Groundbreaking Oral Rehydration Campaign in Egypt Reduced Diarrheal-related Deaths
May 30th, 2016 | Story
May 30th, 2016 | Story
Until the early 1980s, nearly half of all deaths among Egyptian children under five years old were caused by dehydration due to diarrhea. Yet a simple and very low-cost treatment was available; an oral rehydration salt solution that could be mixed with water and administered in the home. In 1982, JSI joined the Egyptian Ministry of Health to increase awareness, train health workers, and distribute the salts through the Egypt National Control of Diarrheal Diseases Project. As a result of JSI’s work with Egypt’s government, the number of diarrheal-related deaths in children had dropped by nearly two-thirds by the end of the decade. It was one of JSI’s earliest, most successful projects
When the project began, the risk of dehydration in diarrheal disease was not well understood. Physicians recommended stopping breastfeeding and solid foods for infants with diarrhea. Children brought to doctors were often given inappropriate medications such as antibiotics. Oral rehydration therapy (ORT) was used in only 10 to 20 percent of diarrheal episodes.
The challenge facing JSI was to help the Egyptian government raise awareness of this life-saving therapy, train workers at all levels in the health system as well as parents, and once demand was established, ensure that the salt solution was available across all sectors of the community.
To spread the word about this life-saving therapy, JSI wanted a way to reach the most people as quickly as possible. That medium was television. The program produced 63 television spots that used everyday language so people of all education levels could understand. Within just a few years of the campaign launch, research showed that virtually all mothers knew about ORT, and some 90 percent were able to mix ORT correctly.
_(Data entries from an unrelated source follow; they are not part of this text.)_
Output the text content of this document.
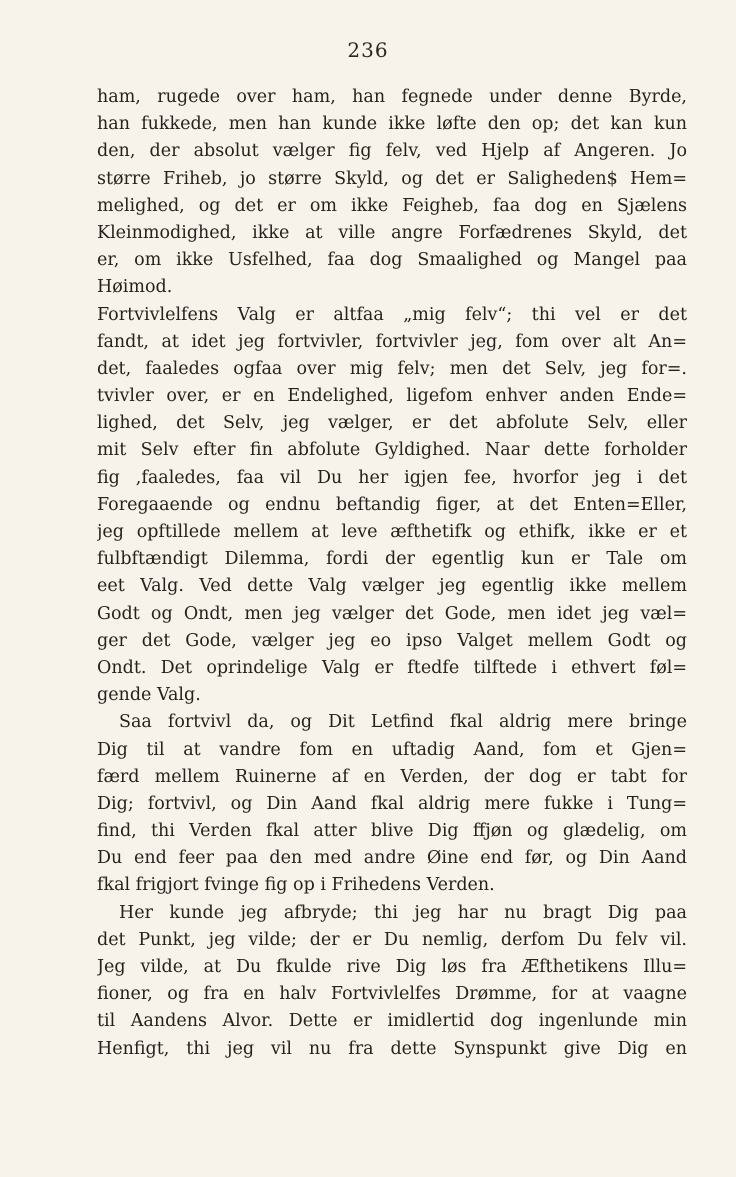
236
ham, rugede over ham, han fegnede under denne Byrde,
han fukkede, men han kunde ikke løfte den op; det kan kun
den, der absolut vælger fig felv, ved Hjelp af Angeren. Jo
større Friheb, jo større Skyld, og det er Saligheden$ Hem=
melighed, og det er om ikke Feigheb, faa dog en Sjælens
Kleinmodighed, ikke at ville angre Forfædrenes Skyld, det
er, om ikke Usfelhed, faa dog Smaalighed og Mangel paa
Høimod.
Fortvivlelfens Valg er altfaa „mig felv“; thi vel er det
fandt, at idet jeg fortvivler, fortvivler jeg, fom over alt An=
det, faaledes ogfaa over mig felv; men det Selv, jeg for=.
tvivler over, er en Endelighed, ligefom enhver anden Ende=
lighed, det Selv, jeg vælger, er det abfolute Selv, eller
mit Selv efter fin abfolute Gyldighed. Naar dette forholder
fig ,faaledes, faa vil Du her igjen fee, hvorfor jeg i det
Foregaaende og endnu beftandig figer, at det Enten=Eller,
jeg opftillede mellem at leve æfthetifk og ethifk, ikke er et
fulbftændigt Dilemma, fordi der egentlig kun er Tale om
eet Valg. Ved dette Valg vælger jeg egentlig ikke mellem
Godt og Ondt, men jeg vælger det Gode, men idet jeg væl=
ger det Gode, vælger jeg eo ipso Valget mellem Godt og
Ondt. Det oprindelige Valg er ftedfe tilftede i ethvert føl=
gende Valg.
Saa fortvivl da, og Dit Letfind fkal aldrig mere bringe
Dig til at vandre fom en uftadig Aand, fom et Gjen=
færd mellem Ruinerne af en Verden, der dog er tabt for
Dig; fortvivl, og Din Aand fkal aldrig mere fukke i Tung=
find, thi Verden fkal atter blive Dig ffjøn og glædelig, om
Du end feer paa den med andre Øine end før, og Din Aand
fkal frigjort fvinge fig op i Frihedens Verden.
Her kunde jeg afbryde; thi jeg har nu bragt Dig paa
det Punkt, jeg vilde; der er Du nemlig, derfom Du felv vil.
Jeg vilde, at Du fkulde rive Dig løs fra Æfthetikens Illu=
fioner, og fra en halv Fortvivlelfes Drømme, for at vaagne
til Aandens Alvor. Dette er imidlertid dog ingenlunde min
Henfigt, thi jeg vil nu fra dette Synspunkt give Dig en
Diarrhea was the leading cause of death among children under five in Egypt in the 1970s and early 80s. From 1982 to 1990, the National Control of Diarrheal Disease Project (NCDDP) and the Ministry of Health, with the assistance of JSI, implemented a nationwide program to promote the widespread use of oral rehydration therapy. By 1990, ORS was used by providers countrywide. There was a nearly 60% reduction—representing about 300,000 lives—in diarrheal disease mortality between 1983 and 1988, and diarrhea was no longer the leading cause of death among children under five.
Social marketing for public education on health issues broke new ground. It was discovered that TV could be used not only for motivation, the usual goal of social marketing, but also for the instruction of mothers.
Contrary to the results of many other social marketing programs and to the conventional wisdom, the less educated segments of the Egyptian population adopted the innovation faster than more educated groups because of the effectiveness of the TV campaign.
Training health workers was integral to the program, given the traditional approach to diarrheal disease and dehydration which was counterproductive. Physicians were initially skeptical: The solution called for treating the symptom not the cause, which went against their basic training. But in response to strong demand from mothers as a result of the promotional campaign, health care providers began changing their case management practices. Ultimately, JSI successfully trained more than 40,000 physicians, nurses, pharmacists, and government officials in ORT, set up 6,000 ORT stations in health facilities, and established 30 rehydration training centers.
JSI’s Dr. Norbert Hirschhorn was part of the team that pioneered the use of oral rehydration therapy to prevent death caused by diarrheal disease. In an interview with BBC News, Dr. Hirschhorn reflects on the science and practice behind the health intervention that has been credited with saving over 50 million lives.
Diarrheal disease control through oral rehydration therapy is now a fully integrated and sustainable part of the Ministry of Health’s activities, continuing to save the lives of infants and children across Egypt. The initiative was named one of the 10 public health innovations in the Millions Saved case study series produced by the Center for Global Development.